Once upon a time, it was a given that Republicans were the friends of business. Lately, though, the picture has grown far murkier. While Congressional Republicans are still the dutiful servants of business on any number of issues, such as their endless campaign to gut Dodd-Frank, the past five years has seen a growing chasm between big business and the new libertarian populist right that commands the heart of the Republican Party.
Think about: If the libertarian right had had its way, there would have been no TARP to bailout Wall Street and avert a much bigger financial crash. Most business leaders supported TARP; many leading Republicans did not.

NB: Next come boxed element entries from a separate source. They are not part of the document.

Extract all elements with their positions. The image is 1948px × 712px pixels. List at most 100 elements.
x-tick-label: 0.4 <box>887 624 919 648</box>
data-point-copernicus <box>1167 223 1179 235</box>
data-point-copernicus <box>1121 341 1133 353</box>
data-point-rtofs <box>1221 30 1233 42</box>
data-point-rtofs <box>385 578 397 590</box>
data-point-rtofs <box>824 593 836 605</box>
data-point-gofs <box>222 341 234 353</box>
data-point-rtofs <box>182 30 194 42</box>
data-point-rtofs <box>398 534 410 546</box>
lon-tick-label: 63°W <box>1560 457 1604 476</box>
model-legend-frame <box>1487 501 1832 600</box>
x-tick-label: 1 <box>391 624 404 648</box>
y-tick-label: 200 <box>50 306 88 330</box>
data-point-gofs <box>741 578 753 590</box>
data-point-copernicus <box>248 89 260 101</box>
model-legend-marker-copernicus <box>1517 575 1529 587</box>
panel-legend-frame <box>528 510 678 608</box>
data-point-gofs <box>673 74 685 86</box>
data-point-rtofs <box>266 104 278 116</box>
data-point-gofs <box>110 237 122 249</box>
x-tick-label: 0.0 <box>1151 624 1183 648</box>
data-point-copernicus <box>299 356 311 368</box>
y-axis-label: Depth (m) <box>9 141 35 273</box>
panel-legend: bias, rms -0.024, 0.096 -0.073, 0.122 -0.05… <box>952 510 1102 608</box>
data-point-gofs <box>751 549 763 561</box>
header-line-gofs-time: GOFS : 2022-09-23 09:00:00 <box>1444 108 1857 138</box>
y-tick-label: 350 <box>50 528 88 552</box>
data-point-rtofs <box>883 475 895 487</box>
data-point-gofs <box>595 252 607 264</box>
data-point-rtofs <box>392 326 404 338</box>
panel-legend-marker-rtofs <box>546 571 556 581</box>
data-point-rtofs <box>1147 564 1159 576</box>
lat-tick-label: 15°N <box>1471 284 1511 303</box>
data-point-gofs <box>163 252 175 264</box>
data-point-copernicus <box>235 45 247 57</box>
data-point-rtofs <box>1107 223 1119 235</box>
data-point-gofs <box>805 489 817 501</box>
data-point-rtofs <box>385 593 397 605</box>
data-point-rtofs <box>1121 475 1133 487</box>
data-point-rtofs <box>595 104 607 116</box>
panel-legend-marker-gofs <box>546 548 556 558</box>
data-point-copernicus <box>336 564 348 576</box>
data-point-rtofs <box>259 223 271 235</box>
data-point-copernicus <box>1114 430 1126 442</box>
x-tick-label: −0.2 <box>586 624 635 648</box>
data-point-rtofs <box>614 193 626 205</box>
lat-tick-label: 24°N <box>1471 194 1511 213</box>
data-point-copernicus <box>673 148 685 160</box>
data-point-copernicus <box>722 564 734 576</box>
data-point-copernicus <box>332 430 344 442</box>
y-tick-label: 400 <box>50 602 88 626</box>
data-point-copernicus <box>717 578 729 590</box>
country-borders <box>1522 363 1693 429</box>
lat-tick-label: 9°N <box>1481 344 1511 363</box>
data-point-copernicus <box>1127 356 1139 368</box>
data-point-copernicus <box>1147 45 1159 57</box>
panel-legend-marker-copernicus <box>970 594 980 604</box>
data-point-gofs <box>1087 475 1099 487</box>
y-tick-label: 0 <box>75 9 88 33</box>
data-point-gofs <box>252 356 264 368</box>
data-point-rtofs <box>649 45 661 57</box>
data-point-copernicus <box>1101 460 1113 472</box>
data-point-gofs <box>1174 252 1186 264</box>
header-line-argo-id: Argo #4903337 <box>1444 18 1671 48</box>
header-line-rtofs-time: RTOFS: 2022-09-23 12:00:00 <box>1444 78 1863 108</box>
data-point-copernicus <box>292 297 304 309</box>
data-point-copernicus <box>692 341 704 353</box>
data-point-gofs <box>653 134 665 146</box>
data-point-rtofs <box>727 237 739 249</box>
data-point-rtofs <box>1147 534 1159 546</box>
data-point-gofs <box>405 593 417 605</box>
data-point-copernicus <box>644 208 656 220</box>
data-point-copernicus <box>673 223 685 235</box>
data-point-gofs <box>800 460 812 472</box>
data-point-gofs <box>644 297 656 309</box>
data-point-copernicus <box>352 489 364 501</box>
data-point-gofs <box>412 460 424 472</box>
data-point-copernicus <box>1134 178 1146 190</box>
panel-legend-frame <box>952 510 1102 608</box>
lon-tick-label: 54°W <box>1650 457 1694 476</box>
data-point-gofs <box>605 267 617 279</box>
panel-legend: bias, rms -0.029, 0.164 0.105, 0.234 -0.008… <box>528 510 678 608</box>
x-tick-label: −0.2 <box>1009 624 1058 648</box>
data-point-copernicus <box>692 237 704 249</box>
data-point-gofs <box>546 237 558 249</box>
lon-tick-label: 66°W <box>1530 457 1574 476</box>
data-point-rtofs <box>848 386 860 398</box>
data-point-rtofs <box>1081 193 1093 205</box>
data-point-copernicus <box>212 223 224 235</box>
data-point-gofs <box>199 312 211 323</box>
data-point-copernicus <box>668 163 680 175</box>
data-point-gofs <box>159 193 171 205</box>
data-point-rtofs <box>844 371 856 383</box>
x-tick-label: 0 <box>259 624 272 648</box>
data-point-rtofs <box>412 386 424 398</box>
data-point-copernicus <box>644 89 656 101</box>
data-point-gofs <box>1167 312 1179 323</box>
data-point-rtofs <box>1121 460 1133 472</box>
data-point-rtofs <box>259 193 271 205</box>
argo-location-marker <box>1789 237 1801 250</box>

Most top corporate leaders also favored a major stimulus package in 2009, backing the consensus of mainstream economists that government spending should make up for reduced demand. Not a single House Republican voted for that stimulus package.
Most corporate leaders favor a balanced approach to deficit reduction that combines new taxes with spending cuts. Yet every Republican candidate in 2012 famously said they would reject even a 10-to-1 ratio of spending cuts to tax hikes.

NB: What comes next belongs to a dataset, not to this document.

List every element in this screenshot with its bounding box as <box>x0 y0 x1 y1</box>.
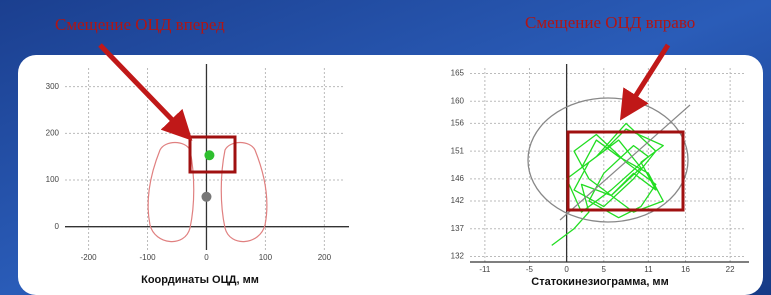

Most corporate leaders think it's madness to play politics with the debt ceiling. Yet this has become a standard tactic for the House GOP.
And now comes the immigration debate. Even as big business, and particuarly Silicon Valley, lines up behind immigration reform that includes a path to citizenship, House Republicans seem nearly certain to kill the best chance at reform in years.
One reason for the growing division between Republicans and business is that the GOP base has little in common with America's corporate leadership class. The base voters tend to live in rural, small-town, or exurban America, and typically don't have professional degrees. Today's business elites tend to have MBAs and JDs and work in glass towers in major cities.
Much has been made of the growing division between "metro" and "retro" America -- the cosmopolitan blue parts of America and the red heartland.
But it's seldom noted that most corporate leaders are firmly part of "metro" America. So, yes, the GOP and big business have a marriage of convenience on a great many issues, particularly those involving regulation.
Culturally, though, these two groups have less and less in common. They are headed in different directions and that divergence has big implications for American politics over the long term.